El periodista lucense Miguel Cabana habló hoy en la Casa de Galicia en Madrid de "una primicia, pues es algo de lo que muy pocas personas tienen conocimiento", dijo. Además de datos históricos ya conocidos, Cabana tuvo acceso, en exclusiva, a testimonios reales de pilotos alemanes que clandestinamente volaban desde Galicia en aviones facilitados por la administración de Franco para "espiar" a las flotas aliadas en el Atlántico en la II Guerra Mundial".
Madrid, 24 de enero de 2011.- El periodista lucense Miguel Cabana habló hoy en la Casa de Galicia en Madrid de "una primicia, pues es algo de lo que muy pocas personas tienen conocimiento", dijo. Además de datos históricos ya conocidos, Cabana tuvo acceso, en exclusiva, a testimonios reales de pilotos alemanes que clandestinamente volaban desde Galicia en aviones facilitados por la administración de Franco para "espiar" a las flotas aliadas en el Atlántico en la II Guerra Mundial".

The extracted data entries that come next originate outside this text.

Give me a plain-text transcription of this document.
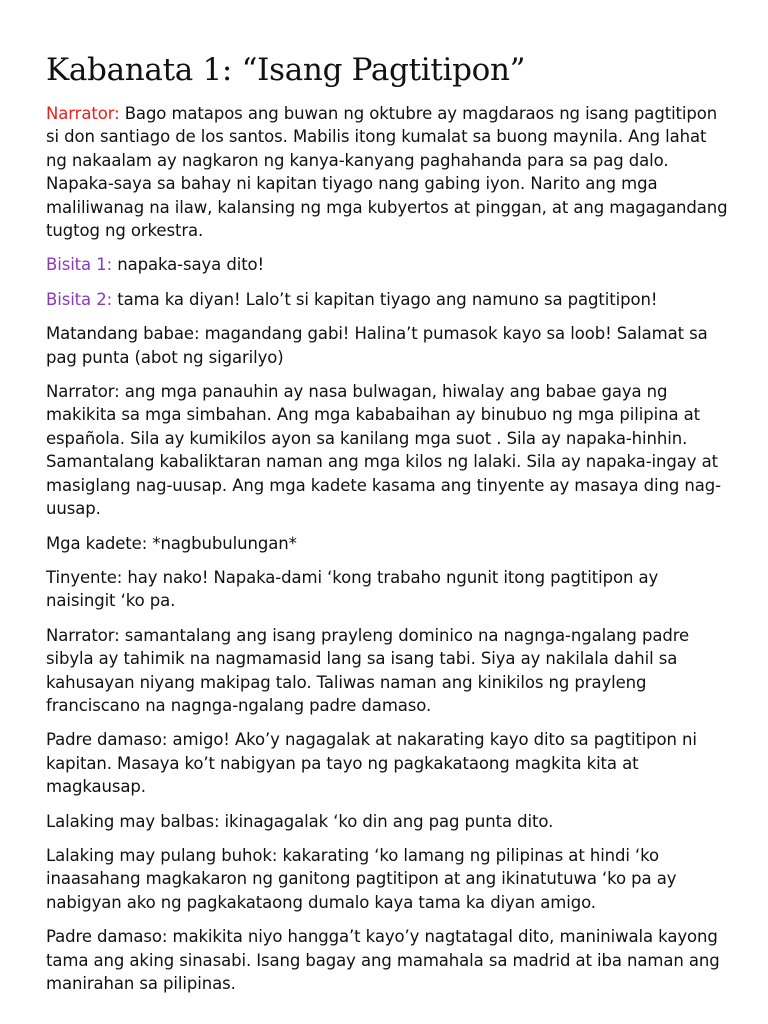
Kabanata 1: “Isang Pagtitipon”

Narrator: Bago matapos ang buwan ng oktubre ay magdaraos ng isang pagtitipon si don santiago de los santos. Mabilis itong kumalat sa buong maynila. Ang lahat ng nakaalam ay nagkaron ng kanya-kanyang paghahanda para sa pag dalo. Napaka-saya sa bahay ni kapitan tiyago nang gabing iyon. Narito ang mga maliliwanag na ilaw, kalansing ng mga kubyertos at pinggan, at ang magagandang tugtog ng orkestra.

Bisita 1: napaka-saya dito!

Bisita 2: tama ka diyan! Lalo’t si kapitan tiyago ang namuno sa pagtitipon!

Matandang babae: magandang gabi! Halina’t pumasok kayo sa loob! Salamat sa pag punta (abot ng sigarilyo)

Narrator: ang mga panauhin ay nasa bulwagan, hiwalay ang babae gaya ng makikita sa mga simbahan. Ang mga kababaihan ay binubuo ng mga pilipina at española. Sila ay kumikilos ayon sa kanilang mga suot . Sila ay napaka-hinhin. Samantalang kabaliktaran naman ang mga kilos ng lalaki. Sila ay napaka-ingay at masiglang nag-uusap. Ang mga kadete kasama ang tinyente ay masaya ding nag-uusap.

Mga kadete: *nagbubulungan*

Tinyente: hay nako! Napaka-dami ‘kong trabaho ngunit itong pagtitipon ay naisingit ‘ko pa.

Narrator: samantalang ang isang prayleng dominico na nagnga-ngalang padre sibyla ay tahimik na nagmamasid lang sa isang tabi. Siya ay nakilala dahil sa kahusayan niyang makipag talo. Taliwas naman ang kinikilos ng prayleng franciscano na nagnga-ngalang padre damaso.

Padre damaso: amigo! Ako’y nagagalak at nakarating kayo dito sa pagtitipon ni kapitan. Masaya ko’t nabigyan pa tayo ng pagkakataong magkita kita at magkausap.

Lalaking may balbas: ikinagagalak ‘ko din ang pag punta dito.

Lalaking may pulang buhok: kakarating ‘ko lamang ng pilipinas at hindi ‘ko inaasahang magkakaron ng ganitong pagtitipon at ang ikinatutuwa ‘ko pa ay nabigyan ako ng pagkakataong dumalo kaya tama ka diyan amigo.

Padre damaso: makikita niyo hangga’t kayo’y nagtatagal dito, maniniwala kayong tama ang aking sinasabi. Isang bagay ang mamahala sa madrid at iba naman ang manirahan sa pilipinas.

La presentación del acto corrió a cargo del delegado de la Xunta de Galicia en Madrid y director de la Casa de Galicia, José Ramón Ónega López y contó con la asistencia de cerca de un centenar de personas, entre ellas tres diputados gallegos: los lucenses Joaquín Díez y Margarita Pérez Herráez, y Alberto Fidalgo por la provincia de Ourense. En su intervención, Ónega destacó la trayectoria profesional del ponente; "entró en La Voz de Galicia en el año 1994, donde fue redactor con diferentes responsabilidades y en diferentes centros de trabajo y actualmente es delegado de dicha cabecera en Lugo".
Miguel Cabana proyectó la foto del piloto alemán Schoffer: "Les presento al señor Schoffer. Ahora tiene 91 años, y voló durante la II GM en Galicia, oculto bajo apariencia de un civil junto a otros compañeros como si fueran civiles españoles sobre el Atlántico y el Cantábrico para encontrar los convoys de barcos aliados y dar su posición a los submarinos alemanes". Los repostajes y escalas de los submarinos alemanes en la ría de Vigo, son datos conocidos pero no éstos. Schoffer, junto con varios compañeros vivían en 1943 en Lugo, una ciudad pequeña, discreta y alejada de controles. Dos veces por semana, en parejas, viajaban a Santiago y desde allí, se adentraban en el mar pilotando pequeños aviones, hasta divisar un objetivo. Sin variar el rumbo, seguían una hora más, daban la vuelta y trazaban un triángulo. Con estos datos, volvían al hotel y desde allí, con el sofisticado sistema de Consol desarrollado por Kramar y Goldman y del que había dos centros en España, -en Sevilla y el de Lugo, podían enviar mensajes cifrados con la posición exacta de la nave, rumbo, velocidad, características? Una precisión que permitía a los submarinos alemanes que pocos barcos salieran indemnes, -hundieron más de 2800-. Cabana lamentó que las instalaciones no hayan llegado a nuestros días, como en Suecia, donde una estación similar, fue declarada Patrimonio de la Humanidad y es un Museo.